Stop Ransomware Attacks

Steps to Help Prevent & Limit the Impact of Ransomware

Ransomware attacks affect a wide range of institutions, from small local governments to huge corporations. It is incumbent to all of us to do everything we can to keep them from being successful.

Ransomware is a sort of malware that prevents a victim from accessing a system, device, or file until a ransom has been paid to the attacker. For example, ransomware can achieve this by encrypting files on the endpoint, threatening to delete files or restricting system access. When ransomware attacks target hospitals, emergency call centers, and other important infrastructure, the consequences can be very severe.

Protecting your organization from ransomware demands a holistic, “all hands on deck” approach that involves everyone in your organization. The following are seven methods that companies can assist in preventing attacks and mitigating the effects of ransomware. CIS Controls security best practices have been assigned to each issue, so you may learn more about each topic by clicking on it.

1. Keep backups — and do so intelligently.

The Microsoft Information Security and Assurance Center (MS-ISAC) recommends that backing up sensitive data is the single most effective method of recovering from a ransomware infestation. It is necessary to examine a few factors, however.
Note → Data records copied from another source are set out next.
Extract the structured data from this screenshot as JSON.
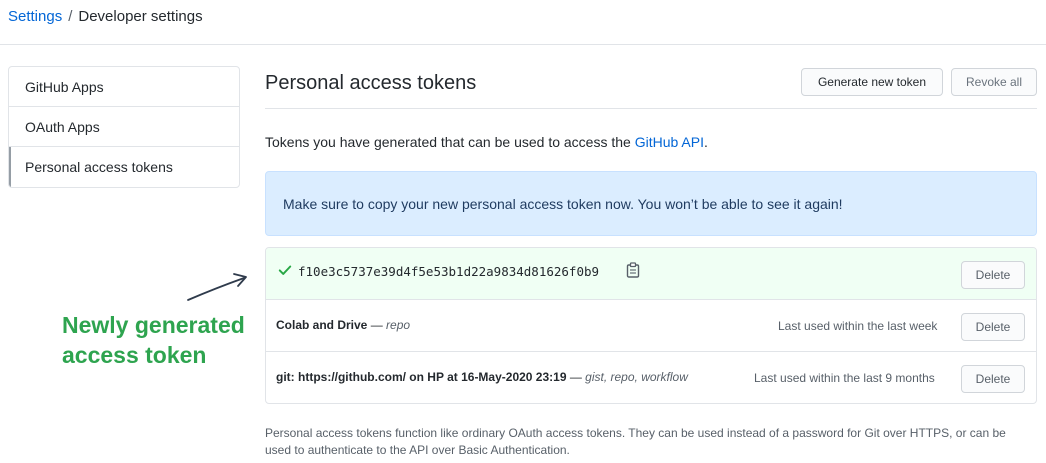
{
  "breadcrumb": {
    "root": "Settings",
    "separator": "/",
    "current": "Developer settings"
  },
  "sidebar": {
    "items": [
      {
        "label": "GitHub Apps"
      },
      {
        "label": "OAuth Apps"
      },
      {
        "label": "Personal access tokens"
      }
    ]
  },
  "main": {
    "title": "Personal access tokens",
    "generate_label": "Generate new token",
    "revoke_label": "Revoke all",
    "intro_text": "Tokens you have generated that can be used to access the ",
    "intro_link": "GitHub API",
    "intro_end": ".",
    "flash": "Make sure to copy your new personal access token now. You won’t be able to see it again!",
    "new_token": {
      "value": "f10e3c5737e39d4f5e53b1d22a9834d81626f0b9",
      "delete_label": "Delete"
    },
    "tokens": [
      {
        "name": "Colab and Drive",
        "dash": " — ",
        "scopes": "repo",
        "last_used": "Last used within the last week",
        "delete_label": "Delete"
      },
      {
        "name": "git: https://github.com/ on HP at 16-May-2020 23:19",
        "dash": " — ",
        "scopes": "gist, repo, workflow",
        "last_used": "Last used within the last 9 months",
        "delete_label": "Delete"
      }
    ],
    "footer_note": "Personal access tokens function like ordinary OAuth access tokens. They can be used instead of a password for Git over HTTPS, or can be used to authenticate to the API over Basic Authentication."
  },
  "annotation": {
    "line1": "Newly generated",
    "line2": "access token",
    "color": "#2ea44f"
  },
  "icons": {
    "check": "check-icon",
    "clipboard": "clipboard-icon",
    "arrow": "arrow-icon"
  }
}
It is critical that your backup files are properly safeguarded and stored offline or out-of-band to ensure that they are not targeted by attackers. Using cloud services may help you avoid a ransomware outbreak because many of them maintain prior copies of files, allowing you to restore a previously unencrypted version if necessary. Make a habit of checking the effectiveness of backups regularly. Should an attack occur, be sure that your backups are not affected before rolling back your changes.

A data recovery plan can be created using the CIS Control 11 tool, which gives more information.

2. Make plans and policies for the future.

Create an incident response strategy so that your information technology security staff knows what to do in the case of a ransomware attack. During an attack, the strategy should outline clearly defined responsibilities and communications channels that will be used to communicate with one another. A list of contacts, such as any business partners or vendors who would need to be contacted, should also be included in your plan. Do you have a policy in place for “suspicious email”? If this is not the case, consider establishing a company-wide policy. This will assist in educating employees on what to do if they receive an email that they are unclear of how to respond to. It is possible to do something as basic as forwarding an email to the IT security staff.

More information on incident reaction and management may be found in CIS Control 17.

3. Check the port configurations.

RDP port 3389 and Server Message Block (SMB) port 445 are used by many ransomware variants to encrypt files and demand payment. Consider if your company needs certain ports to remain open and whether it is necessary to restrict connections to only trustworthy hosts. Make sure to review these settings for both on-premises and cloud environments, and to collaborate with your cloud service provider to disable any unneeded RDP ports if necessary.

CIS Control 4 covers the various methods by which your business can control network ports, protocols, and services, as well as how to implement these methods.

4. Make your endpoints more secure.

Constantly check to see that your systems are configured with security in mind. Secure configuration settings can assist you in reducing the attack surface of your company and closing security vulnerabilities that may have been left open by default setups. The CIS Benchmarks are a fantastic, no-cost option for companies wishing to use industry-leading, consensus-developed settings at little or no cost.

You may find more information on secure setups by visiting CIS Control 4.

5. Make sure that your systems are up to date.

Make sure that all of the operating systems, applications, and software in your business are updated regularly. Applying the most recent security updates will assist in closing the security gaps that attackers are attempting to take advantage of. Turn on automatic updates whenever possible to ensure that you always have the most up-to-date security fixes.

Additionally, in CIS Control 7, you may find information on updating and vulnerability management.

6. Educate and train the team

Ransomware must be stopped in its tracks, and security awareness training is essential. When employees can recognize and avoid dangerous emails, everyone contributes to the organization’s overall security. Team members can learn what to look for in an email before they click on a link or download an attachment by participating in security awareness training sessions.

Security Awareness and Training Programs (CIS Control 14) contain more information on how to put in place security awareness and training programs.

7. Put in place an IDS.

An Intrusion Detection System (IDS) searches for malicious behavior by comparing network traffic logs to signatures that have been identified as being associated with malicious behavior in previous instances. A well-designed IDS will update signatures regularly and notify your company as soon as it identifies potentially harmful activity.

CIS Control 8 addresses the upkeep, monitoring, and analysis of audit logs, which are managed by the majority of commercial intrusion detection systems.

In addition, CIS has created the Albert Network Monitoring technology, which can be found here. This is an IDS solution designed specifically for State, Local, Tribal, and Territorial (SLTT) government agencies in the United States. With the help of a custom signature set, Albert is extremely good at identifying ransomware and other malicious software. The signatures on Albert are updated regularly to ensure that enterprises are protected from the most recent threats.